Gethsemane is located on the slope of the Mount of Olives. It was the place where Jesus often went to pray during His earthly ministry. Just prior to Jesus’ betrayal, He went to the Garden of Gethsemane to pray with His disciples. Jesus knew His betrayal and crucifixion was just around the corner. At Gethsemane, Jesus took His closest companions Peter, James and John with Him, and asked that they watch and pray because His soul was troubled and sorrowful. The disciples did not understand the magnitude of Jesus’ request, because when Jesus returned, they were asleep. Jesus, looking ahead to the events that were to happen, prayed that His Father would remove the bitter cup that He was to drink; but in obedience and submission to God’s will, Jesus prayed “nevertheless, not as I will, but as you will….” (Matthew 26:36-42.) Luke’s version records an angel from heaven came and strengthened Jesus. (Luke 22:43.)

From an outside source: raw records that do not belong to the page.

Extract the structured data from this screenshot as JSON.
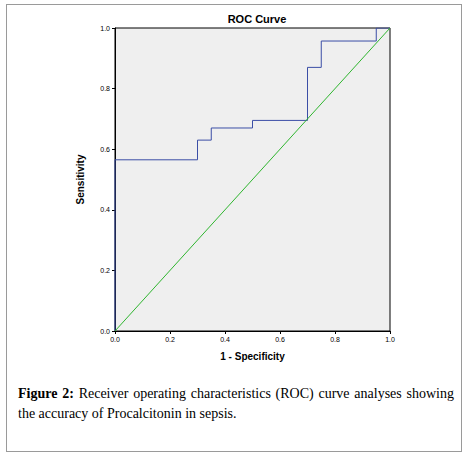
{
  "chart_data": {
    "type": "line",
    "title": "ROC Curve",
    "x_label": "1 - Specificity",
    "y_label": "Sensitivity",
    "caption_label": "Figure 2:",
    "caption": "Receiver operating characteristics (ROC) curve analyses showing the accuracy of Procalcitonin in sepsis.",
    "xlim": [
      0,
      1
    ],
    "ylim": [
      0,
      1
    ],
    "xticks": [
      {
        "value": 0,
        "label": "0.0"
      },
      {
        "value": 0.2,
        "label": "0.2"
      },
      {
        "value": 0.4,
        "label": "0.4"
      },
      {
        "value": 0.6,
        "label": "0.6"
      },
      {
        "value": 0.8,
        "label": "0.8"
      },
      {
        "value": 1,
        "label": "1.0"
      }
    ],
    "yticks": [
      {
        "value": 0,
        "label": "0.0"
      },
      {
        "value": 0.2,
        "label": "0.2"
      },
      {
        "value": 0.4,
        "label": "0.4"
      },
      {
        "value": 0.6,
        "label": "0.6"
      },
      {
        "value": 0.8,
        "label": "0.8"
      },
      {
        "value": 1,
        "label": "1.0"
      }
    ],
    "grid": false,
    "series": [
      {
        "color": "#3b4ea6",
        "line_style": "solid",
        "x": [
          0,
          0,
          0.3,
          0.3,
          0.35,
          0.35,
          0.5,
          0.5,
          0.7,
          0.7,
          0.75,
          0.75,
          0.95,
          0.95,
          1
        ],
        "values": [
          0,
          0.565,
          0.565,
          0.63,
          0.63,
          0.67,
          0.67,
          0.695,
          0.695,
          0.87,
          0.87,
          0.957,
          0.957,
          1,
          1
        ]
      },
      {
        "color": "#2fb52f",
        "line_style": "solid",
        "x": [
          0,
          1
        ],
        "values": [
          0,
          1
        ]
      }
    ]
  }
}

One day my moment in Gethsemane came. There was no one who could accompany me there because this situation was between God and me. As I prayed for and agonized over the situation, like Jesus, I asked God to allow His will and not mine to be done. At that moment, God’s love and peace comforted me. Pastor Roy Nabors was right. Your Gethsemane moment will come!

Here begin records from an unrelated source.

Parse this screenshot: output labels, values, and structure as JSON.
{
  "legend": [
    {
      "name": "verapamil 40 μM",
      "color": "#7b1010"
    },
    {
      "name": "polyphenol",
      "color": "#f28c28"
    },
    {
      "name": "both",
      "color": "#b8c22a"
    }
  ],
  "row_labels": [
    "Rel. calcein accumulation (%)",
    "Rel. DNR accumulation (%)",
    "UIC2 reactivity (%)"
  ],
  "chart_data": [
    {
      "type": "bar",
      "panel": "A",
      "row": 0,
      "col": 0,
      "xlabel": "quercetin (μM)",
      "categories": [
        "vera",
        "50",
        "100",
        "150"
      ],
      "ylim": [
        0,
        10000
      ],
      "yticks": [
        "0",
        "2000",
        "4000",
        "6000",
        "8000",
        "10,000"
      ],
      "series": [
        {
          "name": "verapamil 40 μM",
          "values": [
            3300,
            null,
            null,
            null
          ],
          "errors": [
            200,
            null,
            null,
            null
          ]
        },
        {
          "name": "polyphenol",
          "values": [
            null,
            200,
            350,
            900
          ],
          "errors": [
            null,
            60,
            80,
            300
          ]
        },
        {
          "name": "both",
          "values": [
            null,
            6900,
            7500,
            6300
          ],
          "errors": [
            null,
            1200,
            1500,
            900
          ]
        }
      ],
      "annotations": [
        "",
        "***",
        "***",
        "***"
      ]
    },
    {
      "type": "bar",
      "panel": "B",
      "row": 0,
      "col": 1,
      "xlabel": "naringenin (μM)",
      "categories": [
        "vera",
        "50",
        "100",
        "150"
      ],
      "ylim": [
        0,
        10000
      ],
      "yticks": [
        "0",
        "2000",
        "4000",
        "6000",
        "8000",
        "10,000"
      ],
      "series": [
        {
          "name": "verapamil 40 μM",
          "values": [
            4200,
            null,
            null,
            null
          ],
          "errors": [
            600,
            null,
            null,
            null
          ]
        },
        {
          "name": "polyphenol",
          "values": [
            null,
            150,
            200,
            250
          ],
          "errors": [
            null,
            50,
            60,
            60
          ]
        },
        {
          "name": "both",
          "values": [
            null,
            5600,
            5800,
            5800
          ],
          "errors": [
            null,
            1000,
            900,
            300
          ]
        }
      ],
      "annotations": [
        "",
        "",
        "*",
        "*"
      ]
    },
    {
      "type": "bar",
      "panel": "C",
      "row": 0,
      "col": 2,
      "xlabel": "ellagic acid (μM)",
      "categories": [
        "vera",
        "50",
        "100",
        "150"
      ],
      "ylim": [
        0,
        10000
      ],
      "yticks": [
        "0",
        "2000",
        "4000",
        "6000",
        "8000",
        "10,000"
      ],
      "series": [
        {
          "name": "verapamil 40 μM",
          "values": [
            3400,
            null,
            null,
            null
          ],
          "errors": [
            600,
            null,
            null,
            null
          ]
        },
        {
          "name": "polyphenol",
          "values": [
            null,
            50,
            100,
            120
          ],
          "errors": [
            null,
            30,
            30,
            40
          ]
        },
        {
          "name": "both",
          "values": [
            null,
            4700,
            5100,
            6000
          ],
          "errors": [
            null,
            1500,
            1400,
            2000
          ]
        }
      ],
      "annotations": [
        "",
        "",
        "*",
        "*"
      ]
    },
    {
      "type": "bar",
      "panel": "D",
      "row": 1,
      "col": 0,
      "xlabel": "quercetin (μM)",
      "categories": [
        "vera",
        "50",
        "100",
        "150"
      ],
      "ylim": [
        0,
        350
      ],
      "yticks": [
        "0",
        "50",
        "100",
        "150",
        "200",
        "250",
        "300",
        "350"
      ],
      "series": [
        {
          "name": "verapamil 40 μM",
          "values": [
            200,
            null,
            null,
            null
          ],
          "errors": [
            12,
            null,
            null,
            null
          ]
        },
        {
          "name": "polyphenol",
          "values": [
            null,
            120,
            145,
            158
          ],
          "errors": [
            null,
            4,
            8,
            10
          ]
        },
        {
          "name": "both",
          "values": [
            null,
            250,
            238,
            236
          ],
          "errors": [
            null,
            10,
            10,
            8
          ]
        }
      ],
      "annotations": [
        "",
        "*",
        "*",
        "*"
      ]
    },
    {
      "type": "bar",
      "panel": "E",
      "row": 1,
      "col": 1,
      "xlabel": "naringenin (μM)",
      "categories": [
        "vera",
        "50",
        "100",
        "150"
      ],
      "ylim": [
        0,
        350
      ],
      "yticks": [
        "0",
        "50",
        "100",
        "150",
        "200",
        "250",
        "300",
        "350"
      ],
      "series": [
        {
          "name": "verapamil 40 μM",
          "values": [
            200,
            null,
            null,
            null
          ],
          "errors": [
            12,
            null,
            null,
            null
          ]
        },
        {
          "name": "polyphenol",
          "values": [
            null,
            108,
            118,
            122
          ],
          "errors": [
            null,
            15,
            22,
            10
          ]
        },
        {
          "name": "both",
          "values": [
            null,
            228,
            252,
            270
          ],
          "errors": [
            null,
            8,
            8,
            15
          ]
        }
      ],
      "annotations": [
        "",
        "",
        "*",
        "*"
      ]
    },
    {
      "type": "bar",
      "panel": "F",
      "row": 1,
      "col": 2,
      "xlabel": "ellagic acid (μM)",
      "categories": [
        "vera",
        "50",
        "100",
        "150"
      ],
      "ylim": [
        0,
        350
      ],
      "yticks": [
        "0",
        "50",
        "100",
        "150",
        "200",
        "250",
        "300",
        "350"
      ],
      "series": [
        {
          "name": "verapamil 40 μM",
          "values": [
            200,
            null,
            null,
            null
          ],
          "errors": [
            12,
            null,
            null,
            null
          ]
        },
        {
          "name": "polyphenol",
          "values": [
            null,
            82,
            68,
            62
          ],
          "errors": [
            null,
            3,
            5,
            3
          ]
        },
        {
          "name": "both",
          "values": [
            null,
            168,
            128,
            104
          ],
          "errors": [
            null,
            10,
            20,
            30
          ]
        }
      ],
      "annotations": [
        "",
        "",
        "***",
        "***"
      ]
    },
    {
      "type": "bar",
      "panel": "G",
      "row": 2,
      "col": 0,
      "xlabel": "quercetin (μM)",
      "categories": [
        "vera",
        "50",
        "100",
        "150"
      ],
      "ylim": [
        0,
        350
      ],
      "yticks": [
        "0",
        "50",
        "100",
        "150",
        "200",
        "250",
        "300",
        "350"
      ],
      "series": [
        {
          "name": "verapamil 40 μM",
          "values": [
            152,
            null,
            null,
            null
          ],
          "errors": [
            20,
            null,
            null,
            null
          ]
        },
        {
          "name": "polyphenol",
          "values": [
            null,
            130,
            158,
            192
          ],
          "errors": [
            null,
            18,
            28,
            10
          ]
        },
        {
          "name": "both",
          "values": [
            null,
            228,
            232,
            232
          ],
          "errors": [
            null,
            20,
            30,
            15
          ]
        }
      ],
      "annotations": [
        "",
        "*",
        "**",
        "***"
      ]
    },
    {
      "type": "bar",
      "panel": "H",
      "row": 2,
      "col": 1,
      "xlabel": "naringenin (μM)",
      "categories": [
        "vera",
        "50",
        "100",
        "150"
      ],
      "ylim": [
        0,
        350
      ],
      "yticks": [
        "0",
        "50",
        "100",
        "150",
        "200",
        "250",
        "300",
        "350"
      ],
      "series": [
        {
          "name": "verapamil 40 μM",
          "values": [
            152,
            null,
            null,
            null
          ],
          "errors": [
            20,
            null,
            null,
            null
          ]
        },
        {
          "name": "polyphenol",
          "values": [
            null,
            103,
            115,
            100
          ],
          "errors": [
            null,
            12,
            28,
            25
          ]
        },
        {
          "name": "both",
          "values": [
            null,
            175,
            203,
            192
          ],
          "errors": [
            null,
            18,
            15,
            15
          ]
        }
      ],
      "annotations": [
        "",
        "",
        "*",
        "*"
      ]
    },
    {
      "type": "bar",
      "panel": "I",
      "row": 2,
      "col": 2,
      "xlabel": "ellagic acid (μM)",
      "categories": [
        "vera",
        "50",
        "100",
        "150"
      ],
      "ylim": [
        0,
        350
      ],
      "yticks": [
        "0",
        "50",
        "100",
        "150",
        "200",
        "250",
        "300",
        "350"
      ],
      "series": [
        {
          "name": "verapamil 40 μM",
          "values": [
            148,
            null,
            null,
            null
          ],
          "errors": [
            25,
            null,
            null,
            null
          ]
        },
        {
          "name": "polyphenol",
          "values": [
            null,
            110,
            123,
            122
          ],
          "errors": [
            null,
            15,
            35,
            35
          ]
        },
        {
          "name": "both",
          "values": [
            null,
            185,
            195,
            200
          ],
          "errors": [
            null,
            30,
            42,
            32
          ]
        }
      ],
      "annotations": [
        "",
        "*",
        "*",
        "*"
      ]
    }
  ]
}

Beloved, there will come a time in everyone’s life when they must choose to do God’s will over their own will. The choice you make, like Jesus, will display your level of commitment and obedience to God. Jesus knew what was to come; however, Jesus’ prayer was that God’s will be done regardless of what the future had in store for Him. Even nailed to the Cross, Jesus was still teaching the importance of obedience to God’s Word and the importance of trusting God in every situation.
This Week’s Reflection: As you reflect on the greatness of God’s love for you, ask yourself: Are there any areas of your life you need to rededicate/commit to Him? If so, make a list of those things you want to make a priority and pray for divine strength to rededicate that area(s) of your life to God. End your time of meditation by praying to God to raise your level of commitment to Him so that you grow to accept God’s will over your will at all times, regardless of the situation.